Building Community in Meetings: Icebreakers/WarmUps and Connections

A good participative start to meetings and learning programs gets people present, connected and focused as quickly as possible into the session content in a relevant way.

Building ‘community’ starts with attending to people’s need for social connection, whether or not they know each other. At the start of meetings, new people begin weaving the social bonds that create human networks capable of collaboration; intact teams re-establish the links that enable norming and high performing.

When is an IceBreaker most appropriate?
Icebreakers are opening activities that often have little to do with the course topic or reason for meeting; their purpose is to help strangers to ‘mingle and meet’ around safe, easy, and fun topics and exercises. Icebreakers are perfect for networking functions; at the start of conferences; and when folk who are new to each other have just arrived for an event. The activities provide a ready-made way to greet others and share information in a relaxed and informal way. Many Icebreakers/Warmups can also help energize a group quickly, have fun, and shift the energy in an otherwise lengthy or full session.
For most facilitated meetings or learning programs, while Icebreakers can help to break the ice socially, they may be seen as wasting valuable time. It is okay to skip Icebreakers in these settings, but NOT Connections Activities, which add to building the meeting/session community.

When Are Connections Activities most appropriate?

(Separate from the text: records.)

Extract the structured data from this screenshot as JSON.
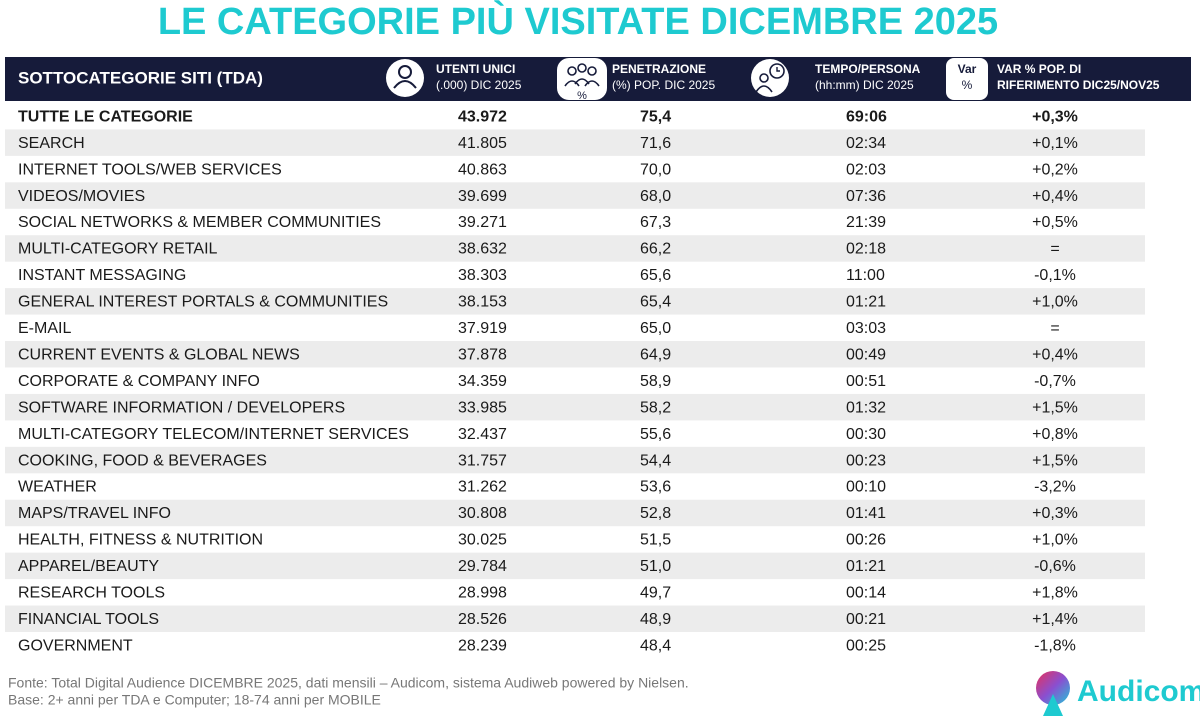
{
  "title": "LE CATEGORIE PIÙ VISITATE DICEMBRE 2025",
  "header": {
    "category": "SOTTOCATEGORIE SITI  (TDA)",
    "users": [
      "UTENTI UNICI",
      "(.000) DIC 2025"
    ],
    "penetration_icon_label": "%",
    "penetration": [
      "PENETRAZIONE",
      "(%) POP. DIC 2025"
    ],
    "time": [
      "TEMPO/PERSONA",
      "(hh:mm) DIC 2025"
    ],
    "var_box": [
      "Var",
      "%"
    ],
    "var": [
      "VAR % POP. DI",
      "RIFERIMENTO DIC25/NOV25"
    ]
  },
  "table": {
    "rows": [
      [
        "TUTTE LE CATEGORIE",
        "43.972",
        "75,4",
        "69:06",
        "+0,3%"
      ],
      [
        "SEARCH",
        "41.805",
        "71,6",
        "02:34",
        "+0,1%"
      ],
      [
        "INTERNET TOOLS/WEB SERVICES",
        "40.863",
        "70,0",
        "02:03",
        "+0,2%"
      ],
      [
        "VIDEOS/MOVIES",
        "39.699",
        "68,0",
        "07:36",
        "+0,4%"
      ],
      [
        "SOCIAL NETWORKS & MEMBER COMMUNITIES",
        "39.271",
        "67,3",
        "21:39",
        "+0,5%"
      ],
      [
        "MULTI-CATEGORY RETAIL",
        "38.632",
        "66,2",
        "02:18",
        "="
      ],
      [
        "INSTANT MESSAGING",
        "38.303",
        "65,6",
        "11:00",
        "-0,1%"
      ],
      [
        "GENERAL INTEREST PORTALS & COMMUNITIES",
        "38.153",
        "65,4",
        "01:21",
        "+1,0%"
      ],
      [
        "E-MAIL",
        "37.919",
        "65,0",
        "03:03",
        "="
      ],
      [
        "CURRENT EVENTS & GLOBAL NEWS",
        "37.878",
        "64,9",
        "00:49",
        "+0,4%"
      ],
      [
        "CORPORATE & COMPANY INFO",
        "34.359",
        "58,9",
        "00:51",
        "-0,7%"
      ],
      [
        "SOFTWARE INFORMATION / DEVELOPERS",
        "33.985",
        "58,2",
        "01:32",
        "+1,5%"
      ],
      [
        "MULTI-CATEGORY TELECOM/INTERNET SERVICES",
        "32.437",
        "55,6",
        "00:30",
        "+0,8%"
      ],
      [
        "COOKING, FOOD & BEVERAGES",
        "31.757",
        "54,4",
        "00:23",
        "+1,5%"
      ],
      [
        "WEATHER",
        "31.262",
        "53,6",
        "00:10",
        "-3,2%"
      ],
      [
        "MAPS/TRAVEL INFO",
        "30.808",
        "52,8",
        "01:41",
        "+0,3%"
      ],
      [
        "HEALTH, FITNESS & NUTRITION",
        "30.025",
        "51,5",
        "00:26",
        "+1,0%"
      ],
      [
        "APPAREL/BEAUTY",
        "29.784",
        "51,0",
        "01:21",
        "-0,6%"
      ],
      [
        "RESEARCH TOOLS",
        "28.998",
        "49,7",
        "00:14",
        "+1,8%"
      ],
      [
        "FINANCIAL TOOLS",
        "28.526",
        "48,9",
        "00:21",
        "+1,4%"
      ],
      [
        "GOVERNMENT",
        "28.239",
        "48,4",
        "00:25",
        "-1,8%"
      ]
    ]
  },
  "footer": [
    "Fonte: Total Digital Audience DICEMBRE 2025, dati mensili – Audicom, sistema Audiweb powered by Nielsen.",
    "Base: 2+ anni per TDA e Computer; 18-74 anni per MOBILE"
  ],
  "logo": "Audicom"
}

Connections Activities are intended to immediately provide participants with opportunities to contribute to the session/course content in a safe, easy, natural, ‘can’t fail’ exercise around the meeting purpose. They serve to ‘ease’ people into interaction with each other while simultaneously advancing the desired outcomes of the meeting in some way. Examples of Connections Activities that achieve this include:

  • Appreciative Inquiry Interviews around questions that matter to the meeting/course topic. Option: An appreciative start that does not involve pairs interviews would be to complete a ‘go round’ where participants share a ‘best of…’ experience or story.
  • Sharing individual hopes/concerns around desired meeting outcomes, and what participants are willing to contribrute to meeting success shared. This can be done in small groups (or the whole group) depending on number of people, and the time available. Invite high notes sharing from small groups into Plenary, or posting of key points to a chart for reference.
  • Inviting participants as they walk in to grab a marker and to complete a Gallery Walk around posters/charts with focused questions related to the content, e.g., “two things I already know about….”; “my burning question around…”; “my most important learning goal…”. Quickly summarize some of the themes and patterns in the Opening, and then relate to the meeting agenda.